We are implementing an integrated set of methods that support the graphical representation, discovery, and application of causal knowledge from large and complex biomedical data (see samples of structural causal relationships in figure).


We are using two major classes of algorithms: constraint-based algorithms and Bayesian algorithms.

In partnership with our Systems Architecture group, we are also optimizing highly efficient versions of these algorithms (e.g., emphasizing parallelization), so that they are practical to apply to such challenging data.Causal_representation_figure

We are evaluating our algorithms for discovery accuracy and efficiency using both real and simulated data. Our three driving biomedical projects – cancer, lung, brain – provide real data with which to develop and optimize our algorithms.

We will evaluate our algorithms and optimized system architecture for usability and acceptability by the biomedical investigators who use our software interface to apply our algorithms to their data. Feedback from their evaluations will drive improvement of the system and its user interface in a continuous feedback cycle.

Our library will comprise the best causal discovery algorithms reported in the literature, including algorithms we have developed, and new causal discovery algorithms needed to support the analysis of large and complex biomedical datasets.



The CCD Causal Software suite offers easy to use software for causal discovery from large and complex biomedical datasets, applying Bayesan and constraint based algorithms. It includes a web application as well as API’s and a command line version.

Causal Web

our user-friendly web application for performing causal discovery analysis on big data using large memory servers at the Pittsburgh Supercomputing Center. Use this software if you want to quickly try out a causal discovery algorithm or if you have big data that cannot be analyzed on your local hardware.

User guide Web app

Causal Command

a Java library and command line implementation of algorithms for performing causal discovery on big data. Use this software if you are interested incorporating analysis via a shell script or in a Java-based program. The ‘Software’ button below leads to a comprehensive repository. Choose the ‘causal-cmd-x.x.x -jar-with-dependencies.jar’ from the downloads list when using this as an executable via the command line or as an API in a Java program.

The software currently includes:

User guide Software

Py Causal

(early release) – a python module that wraps algorithms for performing causal discovery on big data.

User guide Software Docker

(early release) – an R module that that wraps algorithms for performing causal discovery on big data.

The software currently includes:

User guide Software Docker


TETRAD is a desktop java application that can connect to outside super computing resources if neccesary which creates, simulates data from, estimates, tests, predicts with, and searches for causal and statistical models.
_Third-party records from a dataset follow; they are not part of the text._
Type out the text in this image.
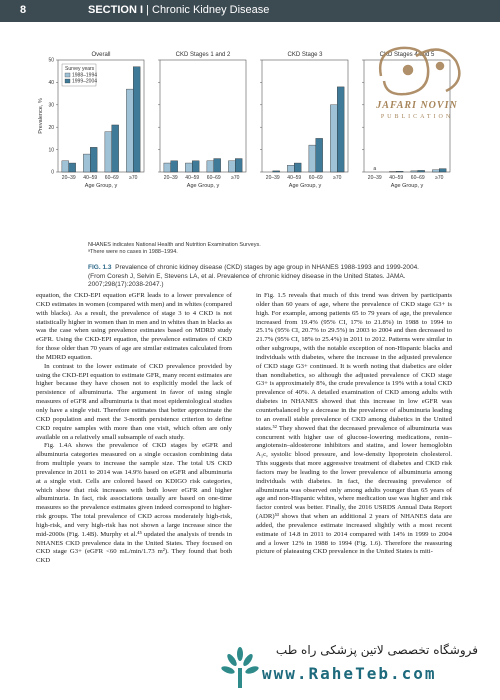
8	SECTION I | Chronic Kidney Disease
Overall
50
40
30
20
10
0
20–39 40–59 60–69 ≥70
Age Group, y
Prevalence, %
Survey years
1988–1994
1999–2004
CKD Stages 1 and 2
20–39 40–59 60–69 ≥70
Age Group, y
CKD Stage 3
20–39 40–59 60–69 ≥70
Age Group, y
CKD Stages 4 and 5
20–39 40–59 60–69 ≥70
Age Group, y
a
JAFARI NOVIN
PUBLICATION
NHANES indicates National Health and Nutrition Examination Surveys.
ᵃThere were no cases in 1988–1994.
FIG. 1.3 Prevalence of chronic kidney disease (CKD) stages by age group in NHANES 1988-1993 and 1999-2004. (From Coresh J, Selvin E, Stevens LA, et al. Prevalence of chronic kidney disease in the United States. JAMA. 2007;298(17):2038-2047.)

equation, the CKD-EPI equation eGFR leads to a lower prevalence of CKD estimates in women (compared with men) and in whites (compared with blacks). As a result, the prevalence of stage 3 to 4 CKD is not statistically higher in women than in men and in whites than in blacks as was the case when using prevalence estimates based on MDRD study eGFR. Using the CKD-EPI equation, the prevalence estimates of CKD for those older than 70 years of age are similar estimates calculated from the MDRD equation.

In contrast to the lower estimate of CKD prevalence provided by using the CKD-EPI equation to estimate GFR, many recent estimates are higher because they have chosen not to explicitly model the lack of persistence of albuminuria. The argument in favor of using single measures of eGFR and albuminuria is that most epidemiological studies only have a single visit. Therefore estimates that better approximate the CKD population and meet the 3-month persistence criterion to define CKD require samples with more than one visit, which often are only available on a relatively small subsample of each study.

Fig. 1.4A shows the prevalence of CKD stages by eGFR and albuminuria categories measured on a single occasion combining data from multiple years to increase the sample size. The total US CKD prevalence in 2011 to 2014 was 14.9% based on eGFR and albuminuria at a single visit. Cells are colored based on KDIGO risk categories, which show that risk increases with both lower eGFR and higher albuminuria. In fact, risk associations usually are based on one-time measures so the prevalence estimates given indeed correspond to higher-risk groups. The total prevalence of CKD across moderately high-risk, high-risk, and very high-risk has not shown a large increase since the mid-2000s (Fig. 1.4B). Murphy et al.⁴⁵ updated the analysis of trends in NHANES CKD prevalence data in the United States. They focused on CKD stage G3+ (eGFR <60 mL/min/1.73 m²). They found that both CKD

in Fig. 1.5 reveals that much of this trend was driven by participants older than 60 years of age, where the prevalence of CKD stage G3+ is high. For example, among patients 65 to 79 years of age, the prevalence increased from 19.4% (95% CI, 17% to 21.8%) in 1988 to 1994 to 25.1% (95% CI, 20.7% to 29.5%) in 2003 to 2004 and then decreased to 21.7% (95% CI, 18% to 25.4%) in 2011 to 2012. Patterns were similar in other subgroups, with the notable exception of non-Hispanic blacks and individuals with diabetes, where the increase in the adjusted prevalence of CKD stage G3+ continued. It is worth noting that diabetics are older than nondiabetics, so although the adjusted prevalence of CKD stage G3+ is approximately 8%, the crude prevalence is 19% with a total CKD prevalence of 40%. A detailed examination of CKD among adults with diabetes in NHANES showed that this increase in low eGFR was counterbalanced by a decrease in the prevalence of albuminuria leading to an overall stable prevalence of CKD among diabetics in the United states.⁵² They showed that the decreased prevalence of albuminuria was concurrent with higher use of glucose-lowering medications, renin–angiotensin–aldosterone inhibitors and statins, and lower hemoglobin A₁c, systolic blood pressure, and low-density lipoprotein cholesterol. This suggests that more aggressive treatment of diabetes and CKD risk factors may be leading to the lower prevalence of albuminuria among individuals with diabetes. In fact, the decreasing prevalence of albuminuria was observed only among adults younger than 65 years of age and non-Hispanic whites, where medication use was higher and risk factor control was better. Finally, the 2016 USRDS Annual Data Report (ADR)⁵³ shows that when an additional 2 years of NHANES data are added, the prevalence estimate increased slightly with a most recent estimate of 14.8 in 2011 to 2014 compared with 14% in 1999 to 2004 and a lower 12% in 1988 to 1994 (Fig. 1.6). Therefore the reassuring picture of plateauing CKD prevalence in the United States is miti-

فروشگاه تخصصی لاتین پزشکی راه طب
www.RaheTeb.com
The aim of the program is to provide sophisticated methods in a friendly interface requiring very little statistical sophistication of the user and no programming knowledge.

User guide Tetrad

Documentation on our algorithms can be found here.

Please report any bugs that you might encounter on our issue trackers as part of our software repositories on Github

Please also sign up for our CCD User Group listserv to receive updates on software releases, training events, hackathons, and datathons.
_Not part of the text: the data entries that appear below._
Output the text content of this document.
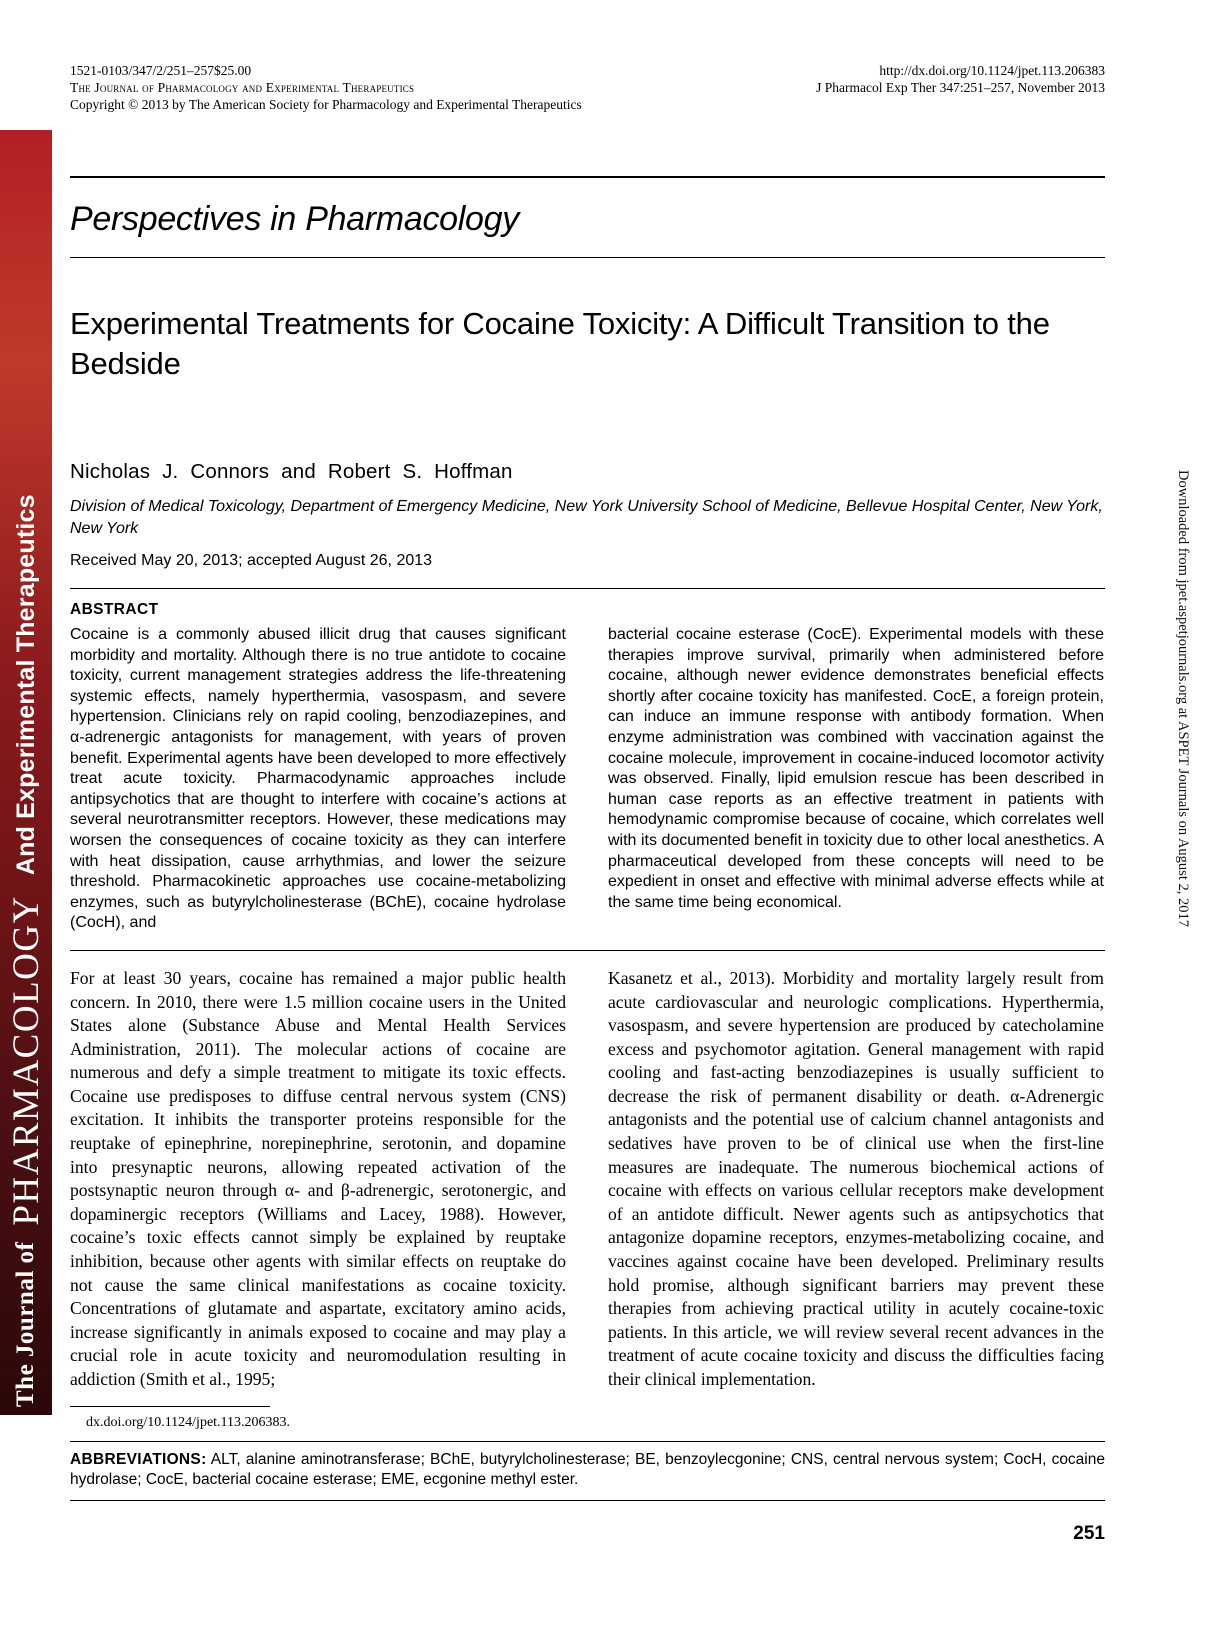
The Journal of
PHARMACOLOGY
And Experimental Therapeutics	Downloaded from jpet.aspetjournals.org at ASPET Journals on August 2, 2017
1521-0103/347/2/251–257$25.00
The Journal of Pharmacology and Experimental Therapeutics
Copyright © 2013 by The American Society for Pharmacology and Experimental Therapeutics
http://dx.doi.org/10.1124/jpet.113.206383
J Pharmacol Exp Ther 347:251–257, November 2013
Perspectives in Pharmacology
Experimental Treatments for Cocaine Toxicity: A Difficult Transition to the Bedside
Nicholas J. Connors and Robert S. Hoffman
Division of Medical Toxicology, Department of Emergency Medicine, New York University School of Medicine, Bellevue Hospital Center, New York, New York
Received May 20, 2013; accepted August 26, 2013
ABSTRACT
Cocaine is a commonly abused illicit drug that causes significant morbidity and mortality. Although there is no true antidote to cocaine toxicity, current management strategies address the life-threatening systemic effects, namely hyperthermia, vasospasm, and severe hypertension. Clinicians rely on rapid cooling, benzodiazepines, and α-adrenergic antagonists for management, with years of proven benefit. Experimental agents have been developed to more effectively treat acute toxicity. Pharmacodynamic approaches include antipsychotics that are thought to interfere with cocaine’s actions at several neurotransmitter receptors. However, these medications may worsen the consequences of cocaine toxicity as they can interfere with heat dissipation, cause arrhythmias, and lower the seizure threshold. Pharmacokinetic approaches use cocaine-metabolizing enzymes, such as butyrylcholinesterase (BChE), cocaine hydrolase (CocH), and
bacterial cocaine esterase (CocE). Experimental models with these therapies improve survival, primarily when administered before cocaine, although newer evidence demonstrates beneficial effects shortly after cocaine toxicity has manifested. CocE, a foreign protein, can induce an immune response with antibody formation. When enzyme administration was combined with vaccination against the cocaine molecule, improvement in cocaine-induced locomotor activity was observed. Finally, lipid emulsion rescue has been described in human case reports as an effective treatment in patients with hemodynamic compromise because of cocaine, which correlates well with its documented benefit in toxicity due to other local anesthetics. A pharmaceutical developed from these concepts will need to be expedient in onset and effective with minimal adverse effects while at the same time being economical.
For at least 30 years, cocaine has remained a major public health concern. In 2010, there were 1.5 million cocaine users in the United States alone (Substance Abuse and Mental Health Services Administration, 2011). The molecular actions of cocaine are numerous and defy a simple treatment to mitigate its toxic effects. Cocaine use predisposes to diffuse central nervous system (CNS) excitation. It inhibits the transporter proteins responsible for the reuptake of epinephrine, norepinephrine, serotonin, and dopamine into presynaptic neurons, allowing repeated activation of the postsynaptic neuron through α- and β-adrenergic, serotonergic, and dopaminergic receptors (Williams and Lacey, 1988). However, cocaine’s toxic effects cannot simply be explained by reuptake inhibition, because other agents with similar effects on reuptake do not cause the same clinical manifestations as cocaine toxicity. Concentrations of glutamate and aspartate, excitatory amino acids, increase significantly in animals exposed to cocaine and may play a crucial role in acute toxicity and neuromodulation resulting in addiction (Smith et al., 1995;
dx.doi.org/10.1124/jpet.113.206383.
Kasanetz et al., 2013). Morbidity and mortality largely result from acute cardiovascular and neurologic complications. Hyperthermia, vasospasm, and severe hypertension are produced by catecholamine excess and psychomotor agitation. General management with rapid cooling and fast-acting benzodiazepines is usually sufficient to decrease the risk of permanent disability or death. α-Adrenergic antagonists and the potential use of calcium channel antagonists and sedatives have proven to be of clinical use when the first-line measures are inadequate. The numerous biochemical actions of cocaine with effects on various cellular receptors make development of an antidote difficult. Newer agents such as antipsychotics that antagonize dopamine receptors, enzymes-metabolizing cocaine, and vaccines against cocaine have been developed. Preliminary results hold promise, although significant barriers may prevent these therapies from achieving practical utility in acutely cocaine-toxic patients. In this article, we will review several recent advances in the treatment of acute cocaine toxicity and discuss the difficulties facing their clinical implementation.
ABBREVIATIONS: ALT, alanine aminotransferase; BChE, butyrylcholinesterase; BE, benzoylecgonine; CNS, central nervous system; CocH, cocaine hydrolase; CocE, bacterial cocaine esterase; EME, ecgonine methyl ester.
251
If you use our software in your research, please acknowledge the Center for Causal Discovery, supported by grant U54HG008540, in any papers, presentations, or other dissemination of your work.
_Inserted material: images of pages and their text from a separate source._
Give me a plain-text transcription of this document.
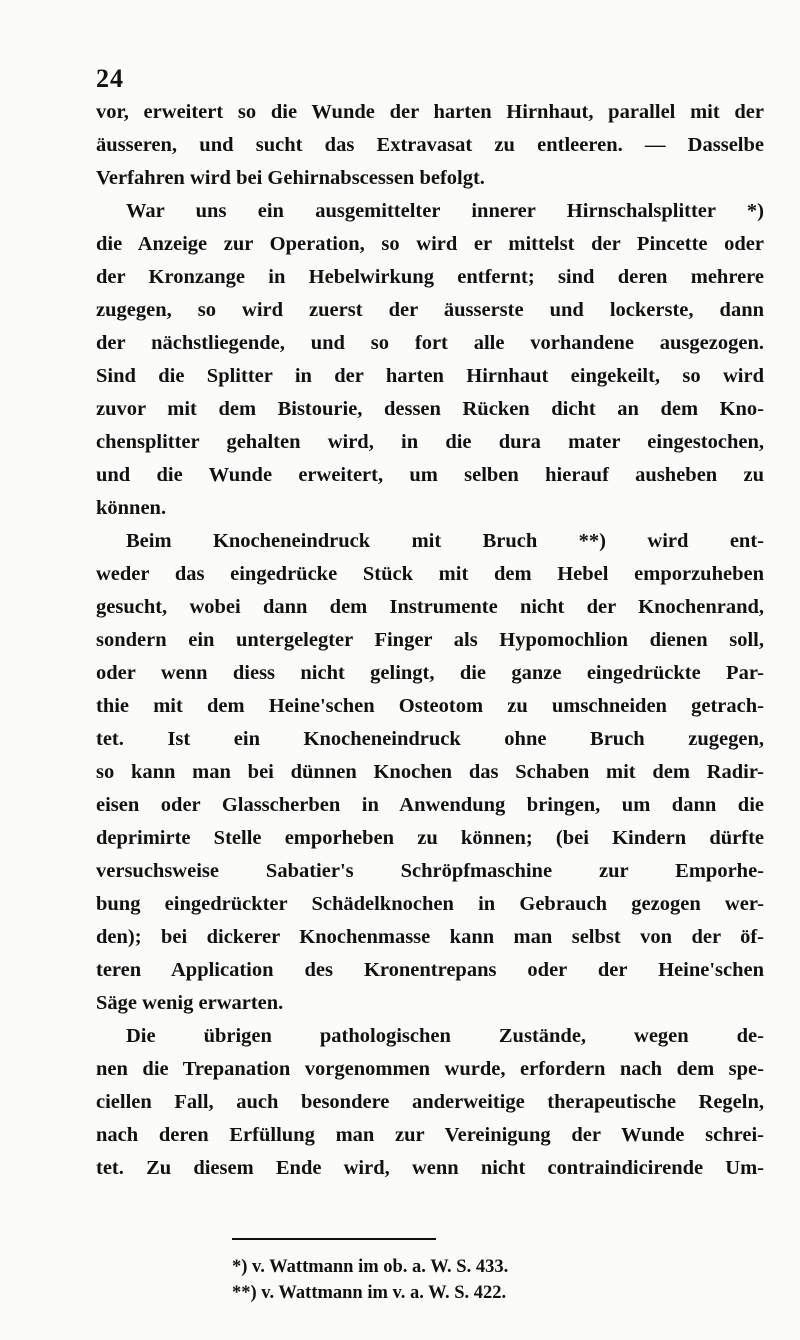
24
vor, erweitert so die Wunde der harten Hirnhaut, parallel mit der
äusseren, und sucht das Extravasat zu entleeren. — Dasselbe
Verfahren wird bei Gehirnabscessen befolgt.
War uns ein ausgemittelter innerer Hirnschalsplitter *)
die Anzeige zur Operation, so wird er mittelst der Pincette oder
der Kronzange in Hebelwirkung entfernt; sind deren mehrere
zugegen, so wird zuerst der äusserste und lockerste, dann
der nächstliegende, und so fort alle vorhandene ausgezogen.
Sind die Splitter in der harten Hirnhaut eingekeilt, so wird
zuvor mit dem Bistourie, dessen Rücken dicht an dem Kno-
chensplitter gehalten wird, in die dura mater eingestochen,
und die Wunde erweitert, um selben hierauf ausheben zu
können.
Beim Knocheneindruck mit Bruch **) wird ent-
weder das eingedrücke Stück mit dem Hebel emporzuheben
gesucht, wobei dann dem Instrumente nicht der Knochenrand,
sondern ein untergelegter Finger als Hypomochlion dienen soll,
oder wenn diess nicht gelingt, die ganze eingedrückte Par-
thie mit dem Heine'schen Osteotom zu umschneiden getrach-
tet. Ist ein Knocheneindruck ohne Bruch zugegen,
so kann man bei dünnen Knochen das Schaben mit dem Radir-
eisen oder Glasscherben in Anwendung bringen, um dann die
deprimirte Stelle emporheben zu können; (bei Kindern dürfte
versuchsweise Sabatier's Schröpfmaschine zur Emporhe-
bung eingedrückter Schädelknochen in Gebrauch gezogen wer-
den); bei dickerer Knochenmasse kann man selbst von der öf-
teren Application des Kronentrepans oder der Heine'schen
Säge wenig erwarten.
Die übrigen pathologischen Zustände, wegen de-
nen die Trepanation vorgenommen wurde, erfordern nach dem spe-
ciellen Fall, auch besondere anderweitige therapeutische Regeln,
nach deren Erfüllung man zur Vereinigung der Wunde schrei-
tet. Zu diesem Ende wird, wenn nicht contraindicirende Um-
*) v. Wattmann im ob. a. W. S. 433.
**) v. Wattmann im v. a. W. S. 422.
All software is open-source and released under a dual licensing model. For non-profit institutions, the software is available under the GNU General Public License (GPL) v2 license. For-profit organizations that wish to commercialize enhanced or customized versions of the software will be able to purchase a commercial license on a case-by-case basis. The GPL license permits individuals to modify the source code and to share modifications with other colleagues/investigators. Specifically, it permits the dissemination and commercialization of enhanced or customized versions as well as incorporation of the software or its pieces into other license-compatible software packages, as long as modifications or enhancements are made open source.

The above software are early release versions. By using software provided by the Center for Causal Discovery, you agree that no warranties of any kind are made by Carnegie Mellon University or the University of Pittsburgh with respect to the data provided by the software or any use thereof, and the universities hereby disclaim the implied warranties of merchantability, fitness for a particular purpose, and non-infringement. The universities shall not be liable for any claims, losses, or damages of any kind arising from the data provided by the software or any use thereof.